(
A) Area of the normalized tuning curve from spike responses to high-contrast (abscissa) and low-contrast (ordinate) bars drifting in eight directions. Differences between Superior (magenta) and Inferior (gray) ON direction-selective retinal ganglion cells (oDSGCs) persist under low contrast (see
Figure 2). (
B) Area of the normalized tuning curve from subthreshold voltages in response to high-contrast (abscissa) and low-contrast (ordinate) bars drifting in eight directions. (
C) Residuals from the unity line for simultaneously measured spikes (as in [
A]) and subthreshold voltages (as in [
B]). The dashed line indicates unity (i.e., no difference between high and low contrast). Comparison is made between spikes and subthreshold voltages. (
D, E) Excitation-to-inhibition (E/I) ratios for high- and low-contrast bars drifting in (
D) the preferred and (
E) the null direction of each cell. (
F) Direction selectivity index generated from a parallel conductance model of an oDSGC under different scale factors applied jointly to excitatory and inhibitory inputs (constant E/I).
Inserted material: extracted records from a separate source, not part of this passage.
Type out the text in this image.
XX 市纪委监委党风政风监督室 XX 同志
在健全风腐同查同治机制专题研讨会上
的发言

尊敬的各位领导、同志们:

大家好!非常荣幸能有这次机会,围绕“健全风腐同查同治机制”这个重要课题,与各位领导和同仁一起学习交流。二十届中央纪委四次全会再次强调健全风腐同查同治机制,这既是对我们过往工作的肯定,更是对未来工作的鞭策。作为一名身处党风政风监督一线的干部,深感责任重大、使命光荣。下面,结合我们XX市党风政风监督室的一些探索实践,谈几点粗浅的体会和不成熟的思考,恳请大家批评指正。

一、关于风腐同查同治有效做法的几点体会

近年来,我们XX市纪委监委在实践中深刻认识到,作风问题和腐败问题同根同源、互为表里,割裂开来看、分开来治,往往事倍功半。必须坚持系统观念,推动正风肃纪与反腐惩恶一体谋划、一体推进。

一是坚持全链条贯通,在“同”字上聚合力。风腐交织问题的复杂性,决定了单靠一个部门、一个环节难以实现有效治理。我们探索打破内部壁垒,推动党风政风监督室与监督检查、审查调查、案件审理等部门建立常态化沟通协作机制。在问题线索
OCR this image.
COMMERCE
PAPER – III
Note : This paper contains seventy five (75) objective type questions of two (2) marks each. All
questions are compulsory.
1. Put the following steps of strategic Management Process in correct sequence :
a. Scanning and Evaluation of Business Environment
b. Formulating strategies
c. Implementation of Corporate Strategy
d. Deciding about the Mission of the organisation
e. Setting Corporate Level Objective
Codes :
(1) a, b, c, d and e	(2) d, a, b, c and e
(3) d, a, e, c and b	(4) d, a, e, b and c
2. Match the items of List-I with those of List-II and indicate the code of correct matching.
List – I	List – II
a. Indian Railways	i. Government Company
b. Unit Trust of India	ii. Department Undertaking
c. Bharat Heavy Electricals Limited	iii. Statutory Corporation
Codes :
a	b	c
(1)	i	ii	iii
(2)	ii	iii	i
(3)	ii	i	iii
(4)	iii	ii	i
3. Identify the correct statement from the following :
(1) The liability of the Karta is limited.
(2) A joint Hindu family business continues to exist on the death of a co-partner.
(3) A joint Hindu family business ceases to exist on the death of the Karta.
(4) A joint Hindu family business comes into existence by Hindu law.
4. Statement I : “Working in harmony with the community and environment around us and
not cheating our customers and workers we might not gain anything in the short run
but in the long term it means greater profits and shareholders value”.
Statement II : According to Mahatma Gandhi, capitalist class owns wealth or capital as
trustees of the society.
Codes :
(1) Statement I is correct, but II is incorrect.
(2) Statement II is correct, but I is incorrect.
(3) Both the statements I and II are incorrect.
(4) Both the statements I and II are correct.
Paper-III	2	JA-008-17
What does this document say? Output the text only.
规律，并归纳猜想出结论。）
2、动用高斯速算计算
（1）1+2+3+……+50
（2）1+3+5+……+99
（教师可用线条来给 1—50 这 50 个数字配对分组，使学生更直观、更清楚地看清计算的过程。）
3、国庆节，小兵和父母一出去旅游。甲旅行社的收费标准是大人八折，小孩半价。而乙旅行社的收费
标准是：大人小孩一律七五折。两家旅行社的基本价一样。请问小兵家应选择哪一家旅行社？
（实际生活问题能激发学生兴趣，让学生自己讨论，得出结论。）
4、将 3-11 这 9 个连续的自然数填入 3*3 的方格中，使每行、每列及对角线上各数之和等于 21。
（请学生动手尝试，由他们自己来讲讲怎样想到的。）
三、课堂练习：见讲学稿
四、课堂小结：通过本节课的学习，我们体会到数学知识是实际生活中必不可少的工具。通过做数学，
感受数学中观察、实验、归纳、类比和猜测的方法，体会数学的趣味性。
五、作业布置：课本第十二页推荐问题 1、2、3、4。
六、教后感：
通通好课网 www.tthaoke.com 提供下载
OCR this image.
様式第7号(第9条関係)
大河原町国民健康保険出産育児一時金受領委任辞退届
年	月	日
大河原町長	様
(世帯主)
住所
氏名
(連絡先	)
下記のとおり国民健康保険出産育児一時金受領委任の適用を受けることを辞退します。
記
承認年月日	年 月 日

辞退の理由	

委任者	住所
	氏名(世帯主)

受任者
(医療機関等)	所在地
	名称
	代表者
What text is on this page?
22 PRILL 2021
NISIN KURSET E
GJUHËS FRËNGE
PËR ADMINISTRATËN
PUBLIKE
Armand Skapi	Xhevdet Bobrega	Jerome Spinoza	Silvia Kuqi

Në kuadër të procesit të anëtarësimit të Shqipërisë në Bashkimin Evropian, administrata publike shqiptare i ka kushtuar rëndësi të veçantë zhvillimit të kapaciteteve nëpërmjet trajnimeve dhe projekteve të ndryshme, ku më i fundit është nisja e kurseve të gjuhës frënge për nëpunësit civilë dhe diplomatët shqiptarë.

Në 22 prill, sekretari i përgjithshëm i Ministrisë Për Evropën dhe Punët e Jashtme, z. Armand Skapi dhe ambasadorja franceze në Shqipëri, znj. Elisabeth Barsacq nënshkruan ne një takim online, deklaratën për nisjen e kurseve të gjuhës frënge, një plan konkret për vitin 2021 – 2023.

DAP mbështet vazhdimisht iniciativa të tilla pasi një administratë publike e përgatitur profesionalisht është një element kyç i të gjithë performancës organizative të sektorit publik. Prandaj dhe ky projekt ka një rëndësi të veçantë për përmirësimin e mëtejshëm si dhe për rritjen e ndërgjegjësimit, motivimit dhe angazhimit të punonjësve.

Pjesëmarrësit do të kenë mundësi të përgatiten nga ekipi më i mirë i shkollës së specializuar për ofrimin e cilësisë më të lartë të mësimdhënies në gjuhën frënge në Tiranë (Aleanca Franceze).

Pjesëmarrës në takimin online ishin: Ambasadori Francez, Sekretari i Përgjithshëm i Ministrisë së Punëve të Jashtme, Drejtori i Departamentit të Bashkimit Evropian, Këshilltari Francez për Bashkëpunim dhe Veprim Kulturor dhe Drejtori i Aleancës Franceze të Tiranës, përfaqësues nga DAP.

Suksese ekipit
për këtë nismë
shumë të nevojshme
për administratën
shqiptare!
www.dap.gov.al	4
For all scatter plots, the region of green (or tan) indicates the metric is greater under high-contrast (or low-contrast) conditions. Points on the line indicate equivalent metrics under the two conditions. Individual cells are represented by small dots. Large dots represent univariate medians (collapsed across cell type). Whiskers indicate 95% confidence intervals determined via bootstrapping. Significance values indicate whether the data tend to fall unevenly on one side of the unity line (two-sided signed-rank). All data acquired following epifluorescence targeting. *p<0.05, **p<0.01, ***p<0.001.